A veces la desgracia se cuela en la vida de las personas por los lugares más inesperados, y en este caso la vía idónea fue cuando por azares del destino, Ana Laura conoció a Ignacio, cuando la chica fue de visita a casa de su abuela.
A pesar de ser prieto, panzón y antipático, a Ana Laura le simpatizó mucho el hijo del político, lo cual no pasó inadvertido para éste, quien empezó a cortejar sin decirlo a nadie, a la hermana de su amigo. Sin embargo, llegó el momento en el que las cosas no pudieron ocultarse más, e Ignacio se decidió a hablar con los padres de Ana Laura para pedir su consentimiento para aquella relación.
A pesar de no gustarles mucho el tipo racial de Ignacio, los padres de Román y Ana Laura aceptaron que él se convirtiera en novio formal de su hija, pues detrás del muchacho había mucho poder político, influencias y, sobre todo, dinero.
Quien no estuvo de acuerdo con el noviazgo fue Román, ya que consideraba que Ignacio lo traicionaba al pretender relacionarse con su hermana. Primero habló con Ana Laura para pedirle que cortara aquella relación, pero su hermana lo ignoró; entonces se presentó a sus padres y trató de hacerles notar que además de vago, briago y drogadicto, Ignacio era un indio ladino que solamente traería desgracias a su hermana.
Los padres trataron de hacerle notar que los tiempos no estaban como para fijarse en racismos idiotas, que en los tiempos modernos lo único que no podía perdonarse era la pobreza y que Ignacio era un hombre que tenía asegurada su fortuna hasta la cuarta o quinta generación de su descendencia.

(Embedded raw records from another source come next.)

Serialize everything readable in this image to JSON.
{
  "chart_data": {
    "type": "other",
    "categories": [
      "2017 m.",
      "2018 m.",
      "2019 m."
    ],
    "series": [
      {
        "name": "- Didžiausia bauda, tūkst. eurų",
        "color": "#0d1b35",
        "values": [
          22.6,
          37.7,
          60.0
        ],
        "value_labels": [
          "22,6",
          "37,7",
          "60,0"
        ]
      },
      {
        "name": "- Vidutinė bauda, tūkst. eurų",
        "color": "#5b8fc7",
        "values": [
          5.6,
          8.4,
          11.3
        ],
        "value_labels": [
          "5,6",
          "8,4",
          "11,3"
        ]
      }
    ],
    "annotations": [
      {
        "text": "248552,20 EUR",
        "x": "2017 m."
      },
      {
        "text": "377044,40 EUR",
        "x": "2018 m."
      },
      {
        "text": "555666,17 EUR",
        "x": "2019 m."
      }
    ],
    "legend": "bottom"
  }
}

La única persona que entendía los motivos de Román era su abuela, quien acariciándole la cabeza le dijo que contara con todo su apoyo para impedir aquella unión que manchaba el lustre de los apellidos de la familia. Sin pensarlo, Román manejó hasta la casa en que habitaba Ignacio, a quien encontró nadando desnudo en compañía de Ana Laura, y después de insultarlos trató de llevarse a su hermana por la fuerza. “Cálmate, Román, si sigues así voy a tener que llamar a mis guarros para que te saquen a patadas”, le espetó Ignacio, y éste, como toda respuesta, sacó una navaja de muelle que llevaba escondida en la guayabera, clavándosela una y otra vez a su amigo y cuñado, hasta que el pobre dejó de respirar.
El escándalo fue en silencio, pues involucraba a personajes de dos de las familias más connotadas de Chiapas, y no se publicó una sola letra al respecto en la prensa. Ignacio fue velado y sepultado con la mayor discreción, y Román, en lugar de pudrirse en la cárcel, terminó sus días en un manicomio de lujo en el que lo atiborraban de ansiolíticos, para tratar de que, por lo menos, viera con optimismo lo acontecido.